Melissa found her calling by accident. In college, she spent one summer in the Army ROTC as a cadet. As Melissa formed relationships, the other female cadets sought her out for advice and spiritual leadership. Melissa’s calling solidified when one of her fellow cadets called her name during swim training. During this drill, cadets are required to dive into 10 feet of water in full gear, remove all gear in the water and wade to shore. But this woman was afraid of heights.
“This young lady was scary, and always in fights, but I learned that day that she was afraid of heights, the dark and water,” Melissa said. “On the diving board, she called my name, and I was encouraging her to make the jump.”
At that point, Melissa felt that God was inviting her to take her own leap of faith and serve those in the armed forces. She started the Air Force Chaplain Candidacy program in 2015. The program is similar to an internship and is ideal for seminary and other students to evaluate their compatibility as an Air Force Chaplain. Melissa spent 35 days each summer with the Air Force to complete her training and was commissioned as a chaplain in 2019. Each month she reports for duty at her base in Pittsburg, Pa., but she is always available to the airmen.
Each day, she has conversations with many people, but as she recounts these interactions, one stands out.
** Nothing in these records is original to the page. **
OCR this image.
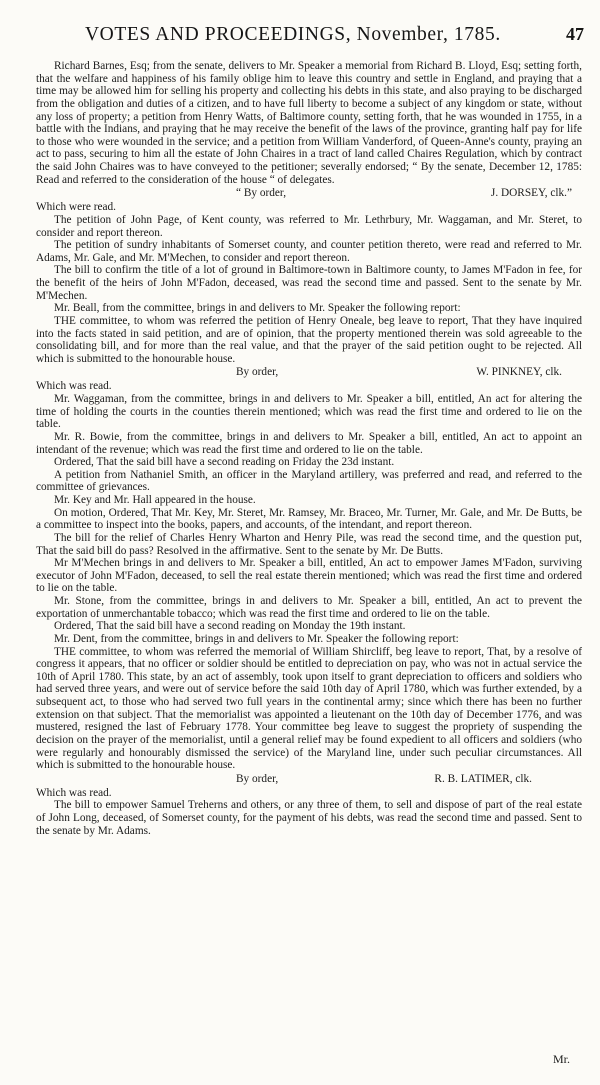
VOTES AND PROCEEDINGS, November, 1785.	47

Richard Barnes, Esq; from the senate, delivers to Mr. Speaker a memorial from Richard B. Lloyd, Esq; setting forth, that the welfare and happiness of his family oblige him to leave this country and settle in England, and praying that a time may be allowed him for selling his property and collecting his debts in this state, and also praying to be discharged from the obligation and duties of a citizen, and to have full liberty to become a subject of any kingdom or state, without any loss of property; a petition from Henry Watts, of Baltimore county, setting forth, that he was wounded in 1755, in a battle with the Indians, and praying that he may receive the benefit of the laws of the province, granting half pay for life to those who were wounded in the service; and a petition from William Vanderford, of Queen-Anne's county, praying an act to pass, securing to him all the estate of John Chaires in a tract of land called Chaires Regulation, which by contract the said John Chaires was to have conveyed to the petitioner; severally endorsed; “ By the senate, December 12, 1785: Read and referred to the consideration of the house “ of delegates.

“ By order,	J. DORSEY, clk.”

Which were read.

The petition of John Page, of Kent county, was referred to Mr. Lethrbury, Mr. Waggaman, and Mr. Steret, to consider and report thereon.

The petition of sundry inhabitants of Somerset county, and counter petition thereto, were read and referred to Mr. Adams, Mr. Gale, and Mr. M'Mechen, to consider and report thereon.

The bill to confirm the title of a lot of ground in Baltimore-town in Baltimore county, to James M'Fadon in fee, for the benefit of the heirs of John M'Fadon, deceased, was read the second time and passed. Sent to the senate by Mr. M'Mechen.

Mr. Beall, from the committee, brings in and delivers to Mr. Speaker the following report:

THE committee, to whom was referred the petition of Henry Oneale, beg leave to report, That they have inquired into the facts stated in said petition, and are of opinion, that the property mentioned therein was sold agreeable to the consolidating bill, and for more than the real value, and that the prayer of the said petition ought to be rejected. All which is submitted to the honourable house.

By order,	W. PINKNEY, clk.

Which was read.

Mr. Waggaman, from the committee, brings in and delivers to Mr. Speaker a bill, entitled, An act for altering the time of holding the courts in the counties therein mentioned; which was read the first time and ordered to lie on the table.

Mr. R. Bowie, from the committee, brings in and delivers to Mr. Speaker a bill, entitled, An act to appoint an intendant of the revenue; which was read the first time and ordered to lie on the table.

Ordered, That the said bill have a second reading on Friday the 23d instant.

A petition from Nathaniel Smith, an officer in the Maryland artillery, was preferred and read, and referred to the committee of grievances.

Mr. Key and Mr. Hall appeared in the house.

On motion, Ordered, That Mr. Key, Mr. Steret, Mr. Ramsey, Mr. Braceo, Mr. Turner, Mr. Gale, and Mr. De Butts, be a committee to inspect into the books, papers, and accounts, of the intendant, and report thereon.

The bill for the relief of Charles Henry Wharton and Henry Pile, was read the second time, and the question put, That the said bill do pass? Resolved in the affirmative. Sent to the senate by Mr. De Butts.

Mr M'Mechen brings in and delivers to Mr. Speaker a bill, entitled, An act to empower James M'Fadon, surviving executor of John M'Fadon, deceased, to sell the real estate therein mentioned; which was read the first time and ordered to lie on the table.

Mr. Stone, from the committee, brings in and delivers to Mr. Speaker a bill, entitled, An act to prevent the exportation of unmerchantable tobacco; which was read the first time and ordered to lie on the table.

Ordered, That the said bill have a second reading on Monday the 19th instant.

Mr. Dent, from the committee, brings in and delivers to Mr. Speaker the following report:

THE committee, to whom was referred the memorial of William Shircliff, beg leave to report, That, by a resolve of congress it appears, that no officer or soldier should be entitled to depreciation on pay, who was not in actual service the 10th of April 1780. This state, by an act of assembly, took upon itself to grant depreciation to officers and soldiers who had served three years, and were out of service before the said 10th day of April 1780, which was further extended, by a subsequent act, to those who had served two full years in the continental army; since which there has been no further extension on that subject. That the memorialist was appointed a lieutenant on the 10th day of December 1776, and was mustered, resigned the last of February 1778. Your committee beg leave to suggest the propriety of suspending the decision on the prayer of the memorialist, until a general relief may be found expedient to all officers and soldiers (who were regularly and honourably dismissed the service) of the Maryland line, under such peculiar circumstances. All which is submitted to the honourable house.

By order,	R. B. LATIMER, clk.

Which was read.

The bill to empower Samuel Treherns and others, or any three of them, to sell and dispose of part of the real estate of John Long, deceased, of Somerset county, for the payment of his debts, was read the second time and passed. Sent to the senate by Mr. Adams.

Mr.
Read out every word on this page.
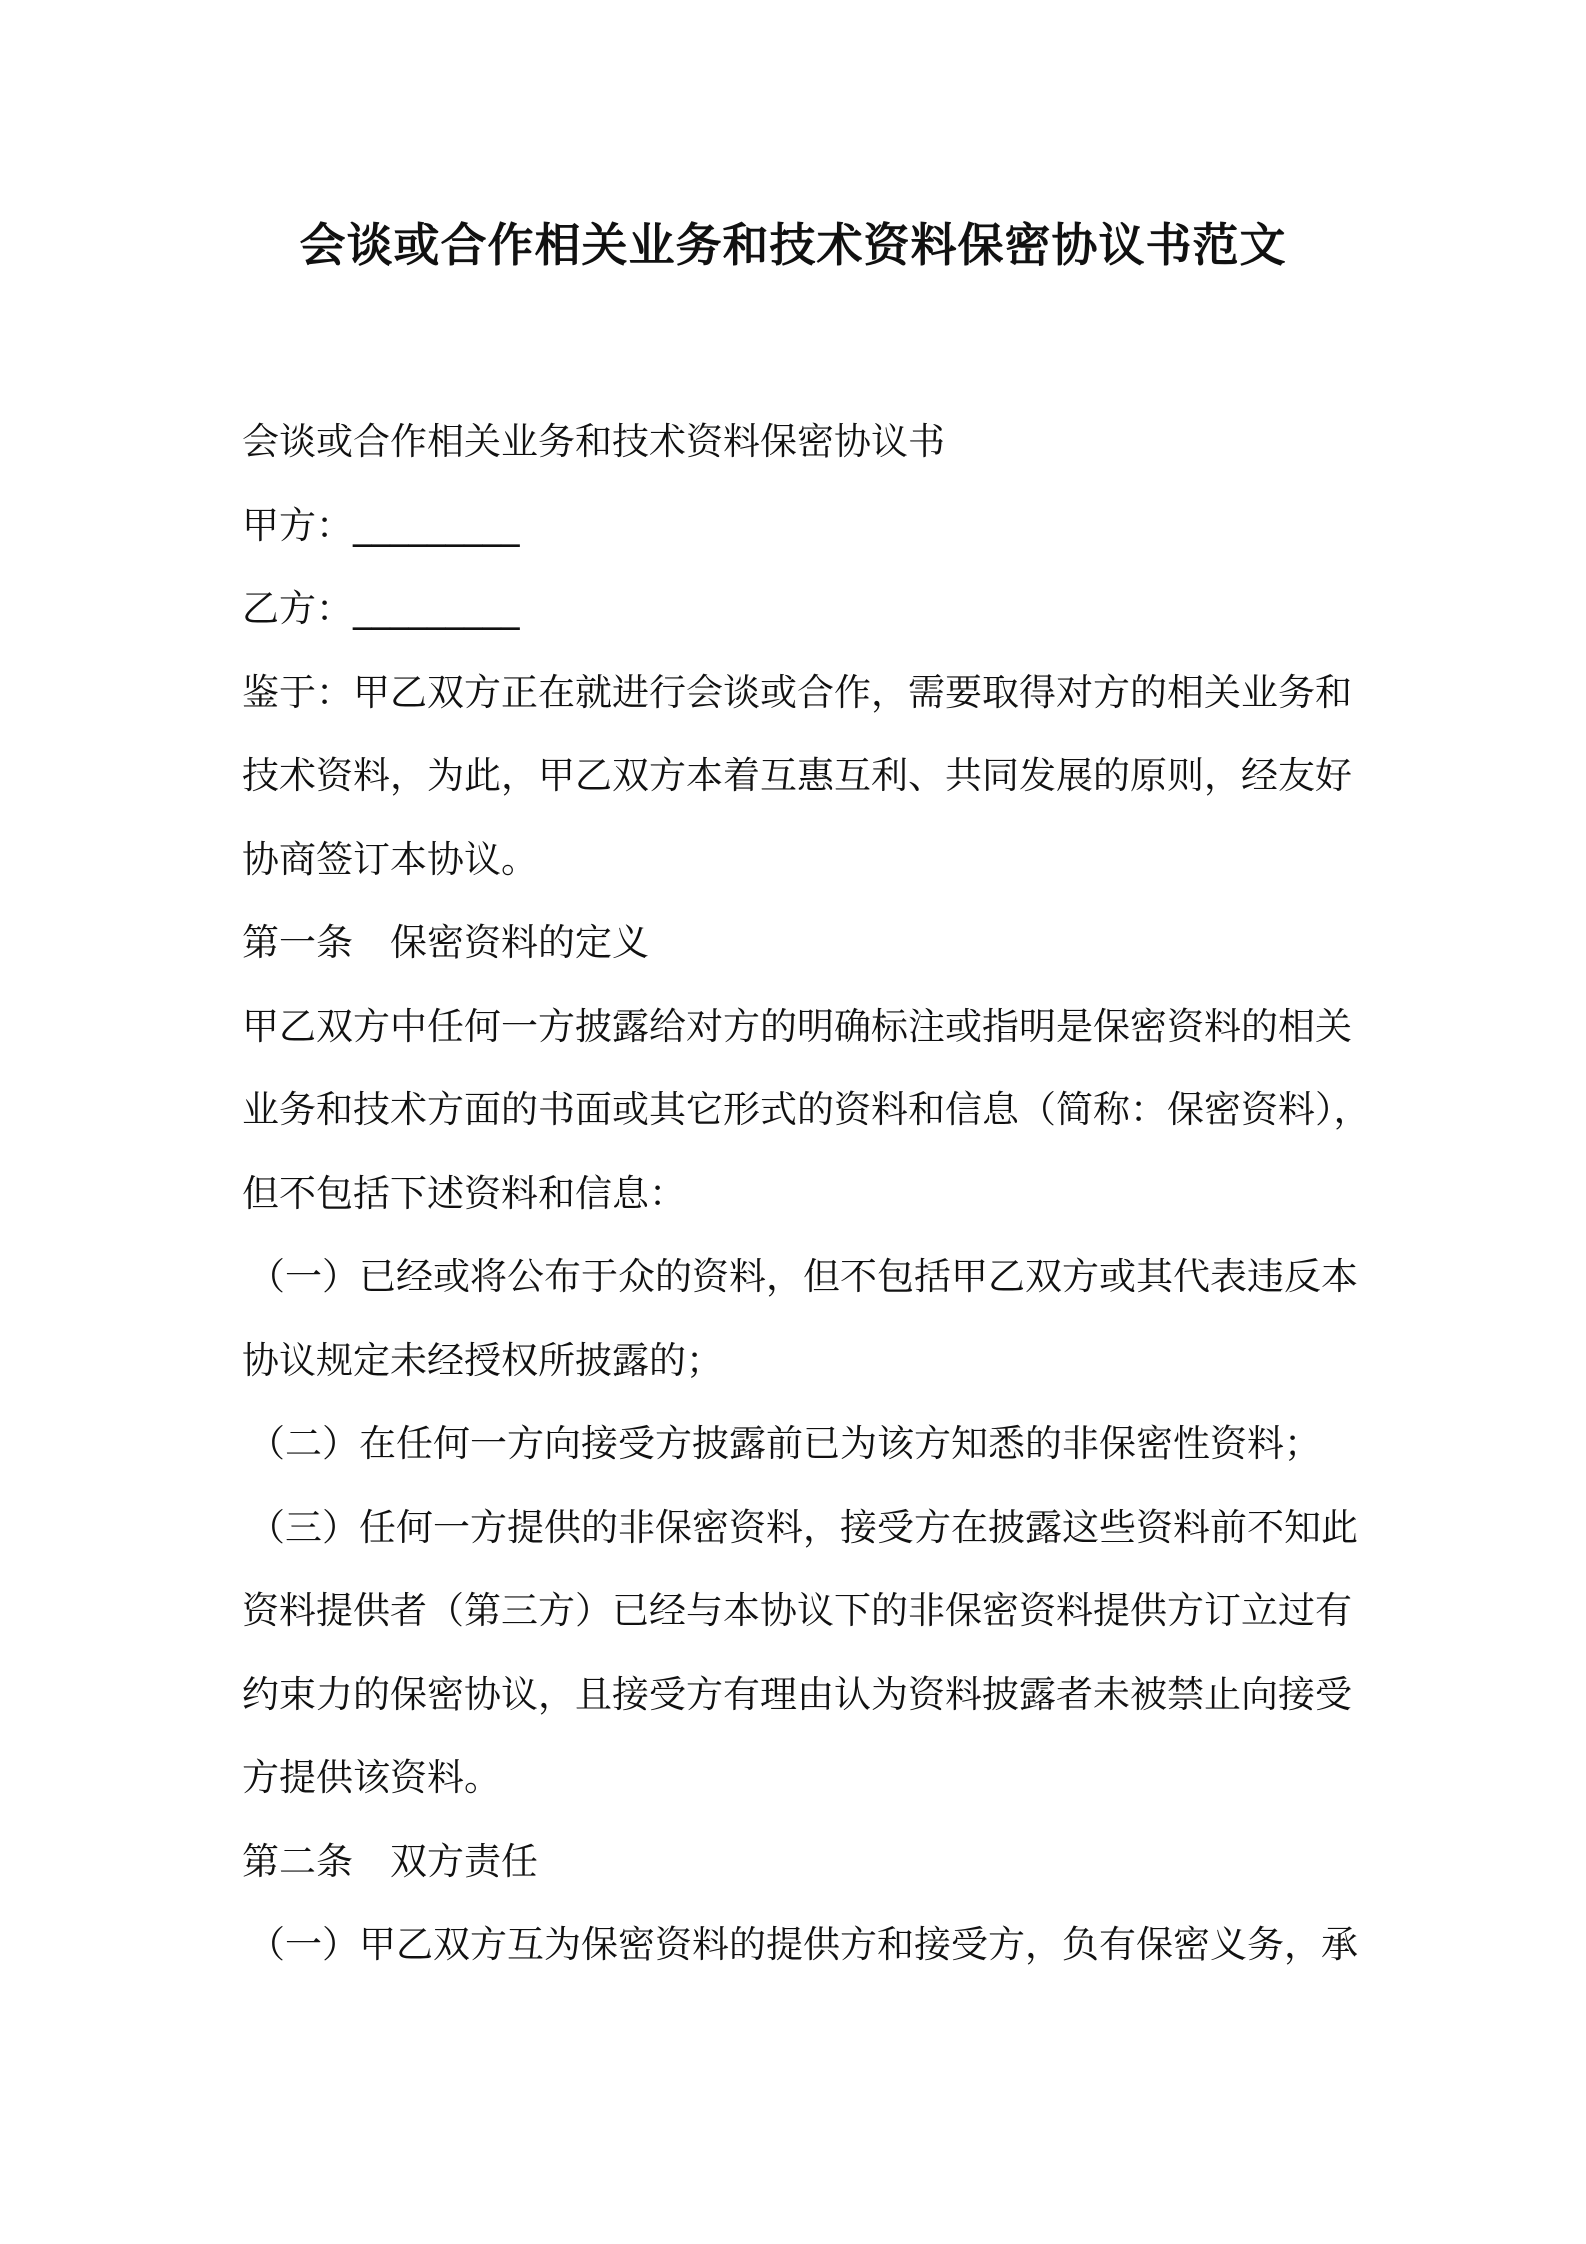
会谈或合作相关业务和技术资料保密协议书范文

会谈或合作相关业务和技术资料保密协议书

甲方：_________

乙方：_________

鉴于：甲乙双方正在就进行会谈或合作，需要取得对方的相关业务和技术资料，为此，甲乙双方本着互惠互利、共同发展的原则，经友好协商签订本协议。

第一条　保密资料的定义

甲乙双方中任何一方披露给对方的明确标注或指明是保密资料的相关业务和技术方面的书面或其它形式的资料和信息（简称：保密资料），但不包括下述资料和信息：

（一）已经或将公布于众的资料，但不包括甲乙双方或其代表违反本协议规定未经授权所披露的；

（二）在任何一方向接受方披露前已为该方知悉的非保密性资料；

（三）任何一方提供的非保密资料，接受方在披露这些资料前不知此资料提供者（第三方）已经与本协议下的非保密资料提供方订立过有约束力的保密协议，且接受方有理由认为资料披露者未被禁止向接受方提供该资料。

第二条　双方责任

（一）甲乙双方互为保密资料的提供方和接受方，负有保密义务，承
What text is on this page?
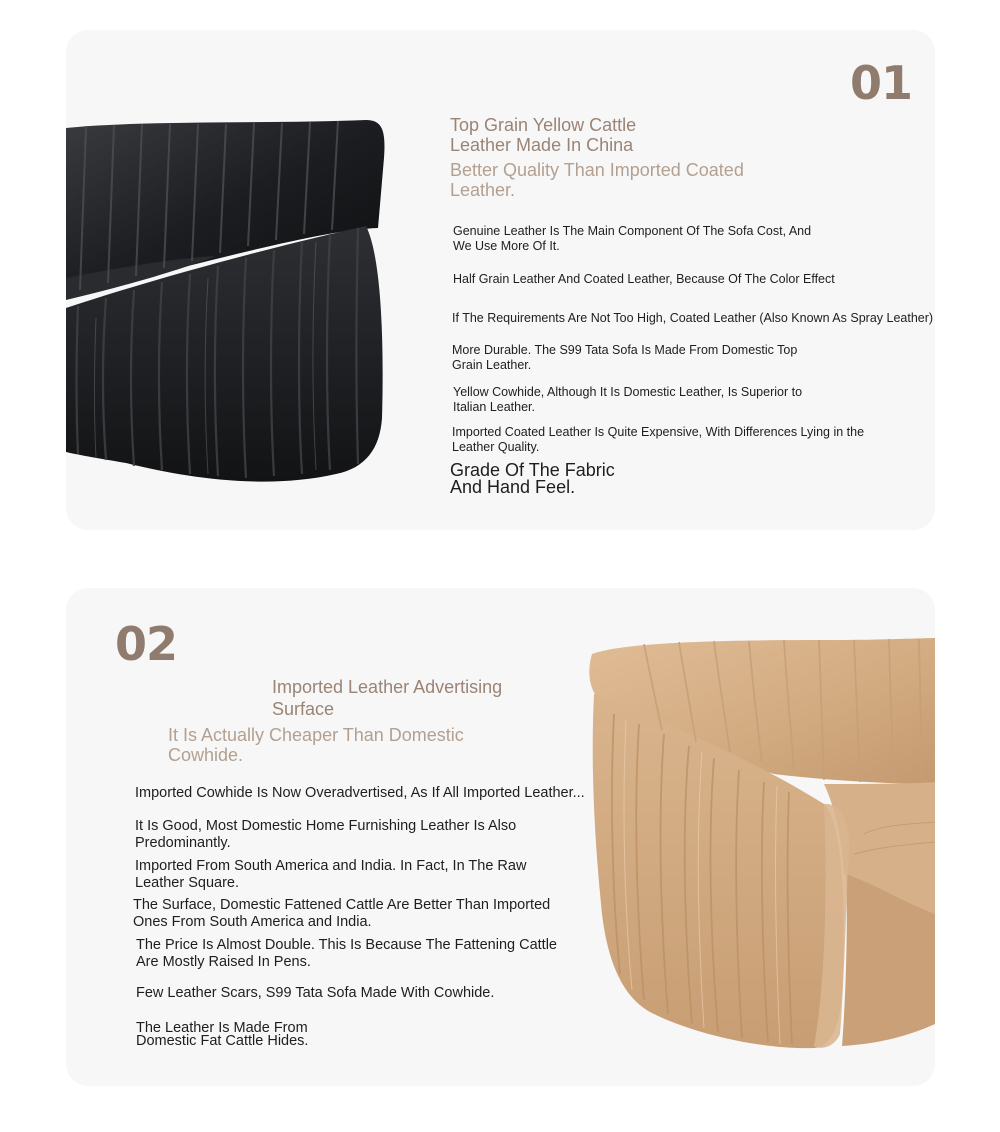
01
Top Grain Yellow Cattle
Leather Made In China
Better Quality Than Imported Coated
Leather.
Genuine Leather Is The Main Component Of The Sofa Cost, And
We Use More Of It.
Half Grain Leather And Coated Leather, Because Of The Color Effect
If The Requirements Are Not Too High, Coated Leather (Also Known As Spray Leather)
More Durable. The S99 Tata Sofa Is Made From Domestic Top
Grain Leather.
Yellow Cowhide, Although It Is Domestic Leather, Is Superior to
Italian Leather.
Imported Coated Leather Is Quite Expensive, With Differences Lying in the
Leather Quality.
Grade Of The Fabric
And Hand Feel.
02
Imported Leather Advertising
Surface
It Is Actually Cheaper Than Domestic
Cowhide.
Imported Cowhide Is Now Overadvertised, As If All Imported Leather...
It Is Good, Most Domestic Home Furnishing Leather Is Also
Predominantly.
Imported From South America and India. In Fact, In The Raw
Leather Square.
The Surface, Domestic Fattened Cattle Are Better Than Imported
Ones From South America and India.
The Price Is Almost Double. This Is Because The Fattening Cattle
Are Mostly Raised In Pens.
Few Leather Scars, S99 Tata Sofa Made With Cowhide.
The Leather Is Made From
Domestic Fat Cattle Hides.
As she was about to leave for the day, a young woman in development and training (DTF-Flight) prior to going to basic training stopped by her office for prayer. As they talked, Melissa asked her religious orientation. The woman replied, “I’m not really religious, but I feel like you can connect to that for me.” Melissa believes that her role is to help people see her relationship with God and find hope that they, too, can have a relationship.
“We are to be visible reminders of the holy, which means that we are to be everyone’s pastor, even people who do not believe or have a faith orientation,” she said. “We are to advocate for their spiritual rights—for their right to worship or not to worship.”
Although the Air Force is a pluralistic setting, with people of all or no faith, Melissa preaches the gospel daily. Not only does she serve as pastor, confidante and friend to the airmen, she also gives spiritual guidance to leadership. Melissa believes that preaching the gospel is a matter of time and space.
For example, if she is preaching at a non-mandatory service, she can preach from her theological inclinations. If she’s speaking at a required event, she has to speak from an inclusive point of view.
“I truly believe that in the space that I’m offering for people to think beyond what is temporal is the ultimate preaching of the gospel,” she said. “A lot of people in the Air Force are 18-25 and have had no chance to think about the intangibles. This gives them the opportunity to understand first and foremost that there is a benevolent divinity. Opening their minds to that idea is planting the seed of the Gospel.”
Melissa graduated from Asbury Seminary with a M.Div. in 2017 and is currently pursuing a Doctor of Ministry degree in the spiritual direction cohort. She, her husband William and three boys, Logan, Kaleb, and Malcolm live in Richmond, Ky. As of September 2020, she is an Itinerant Deacon in the African Methodist Episcopal Church. She also serves on the ministerial staff of Embry Chapel AME in Elizabethtown, Ky., and alongside her husband at Saint Paul AME in Versailles, Ky.